The radars and cameras will be installed on steel towers erected near lighthouses at 23 locations on islands in Okinawa, Kagoshima and Shimane prefectures to strengthen surveillance of nearby waters.
The JCG plans to start operating the surveillance equipment as soon as fiscal 2019.
According to the JCG, the radars will be capable of providing the location information of ships sailing up to 50 kilometers offshore.
The cameras can provide images of objects up to several kilometers away. Data and images will be sent to the JCG headquarters in Tokyo. If a suspicious ship is detected, the JCG will be able to quickly decide whether to dispatch a patrol boat to the area or take other measures.

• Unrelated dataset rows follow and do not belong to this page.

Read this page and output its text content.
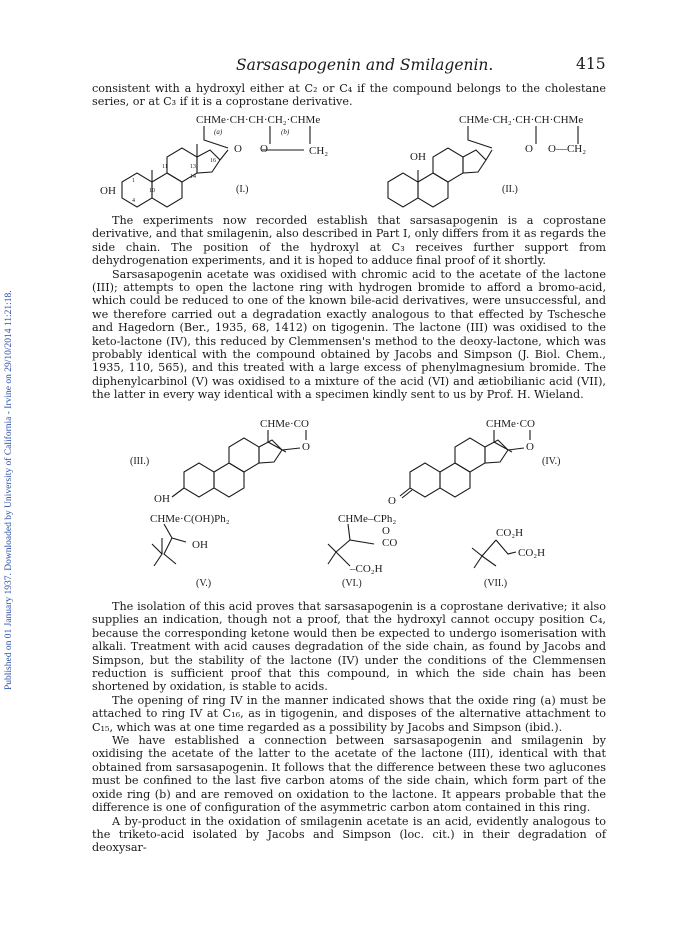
Published on 01 January 1937. Downloaded by University of California - Irvine on 29/10/2014 11:21:18.
Sarsasapogenin and Smilagenin.	415

consistent with a hydroxyl either at C₂ or C₄ if the compound belongs to the cholestane series, or at C₃ if it is a coprostane derivative.

CHMe·CH·CH·CH₂·CHMe
(a)	(b)
O O	CH₂
11	13
16
14
10
4
1
OH	(I.)
CHMe·CH₂·CH·CH·CHMe
O O—CH₂
OH
(II.)

The experiments now recorded establish that sarsasapogenin is a coprostane derivative, and that smilagenin, also described in Part I, only differs from it as regards the side chain. The position of the hydroxyl at C₃ receives further support from dehydrogenation experiments, and it is hoped to adduce final proof of it shortly.

Sarsasapogenin acetate was oxidised with chromic acid to the acetate of the lactone (III); attempts to open the lactone ring with hydrogen bromide to afford a bromo-acid, which could be reduced to one of the known bile-acid derivatives, were unsuccessful, and we therefore carried out a degradation exactly analogous to that effected by Tschesche and Hagedorn (Ber., 1935, 68, 1412) on tigogenin. The lactone (III) was oxidised to the keto-lactone (IV), this reduced by Clemmensen's method to the deoxy-lactone, which was probably identical with the compound obtained by Jacobs and Simpson (J. Biol. Chem., 1935, 110, 565), and this treated with a large excess of phenylmagnesium bromide. The diphenylcarbinol (V) was oxidised to a mixture of the acid (VI) and ætiobilianic acid (VII), the latter in every way identical with a specimen kindly sent to us by Prof. H. Wieland.

CHMe·CO
O
(III.)
OH
CHMe·CO
O
(IV.)
O
CHMe·C(OH)Ph₂
OH
(V.)
CHMe–CPh₂
O
CO
–CO₂H
(VI.)
CO₂H
CO₂H
(VII.)

The isolation of this acid proves that sarsasapogenin is a coprostane derivative; it also supplies an indication, though not a proof, that the hydroxyl cannot occupy position C₄, because the corresponding ketone would then be expected to undergo isomerisation with alkali. Treatment with acid causes degradation of the side chain, as found by Jacobs and Simpson, but the stability of the lactone (IV) under the conditions of the Clemmensen reduction is sufficient proof that this compound, in which the side chain has been shortened by oxidation, is stable to acids.

The opening of ring IV in the manner indicated shows that the oxide ring (a) must be attached to ring IV at C₁₆, as in tigogenin, and disposes of the alternative attachment to C₁₅, which was at one time regarded as a possibility by Jacobs and Simpson (ibid.).

We have established a connection between sarsasapogenin and smilagenin by oxidising the acetate of the latter to the acetate of the lactone (III), identical with that obtained from sarsasapogenin. It follows that the difference between these two aglucones must be confined to the last five carbon atoms of the side chain, which form part of the oxide ring (b) and are removed on oxidation to the lactone. It appears probable that the difference is one of configuration of the asymmetric carbon atom contained in this ring.

A by-product in the oxidation of smilagenin acetate is an acid, evidently analogous to the triketo-acid isolated by Jacobs and Simpson (loc. cit.) in their degradation of deoxysar-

The lighthouses are located in places with good views over the sea and have equipment that can supply power. The JCG has already concluded contracts for purchasing radars and other equipment to be installed at 20 locations on islands in Okinawa Prefecture. Construction has started on some of these facilities. The JCG has not announced the precise locations of these facilities.
The JCG will install radars and cameras at two locations in Kagoshima Prefecture. It has also decided to add an installation on Shimane Prefecture's Nishinoshima island in the Sea of Japan, following a spate of illegal operations by North Korean fishing boats in the sea last year.
The fiscal 2017 supplementary budget approved on Thursday included about 280 million yen for the cost of purchasing radars and other equipment that will be installed at three locations. The JCG will consider increasing this amount depending on how operations at these sites proceed.
The JCG plans to combine this radar surveillance network with the JCG's existing surveillance and warning system that uses satellites to swiftly confirm the situation in waters near Japan's coast.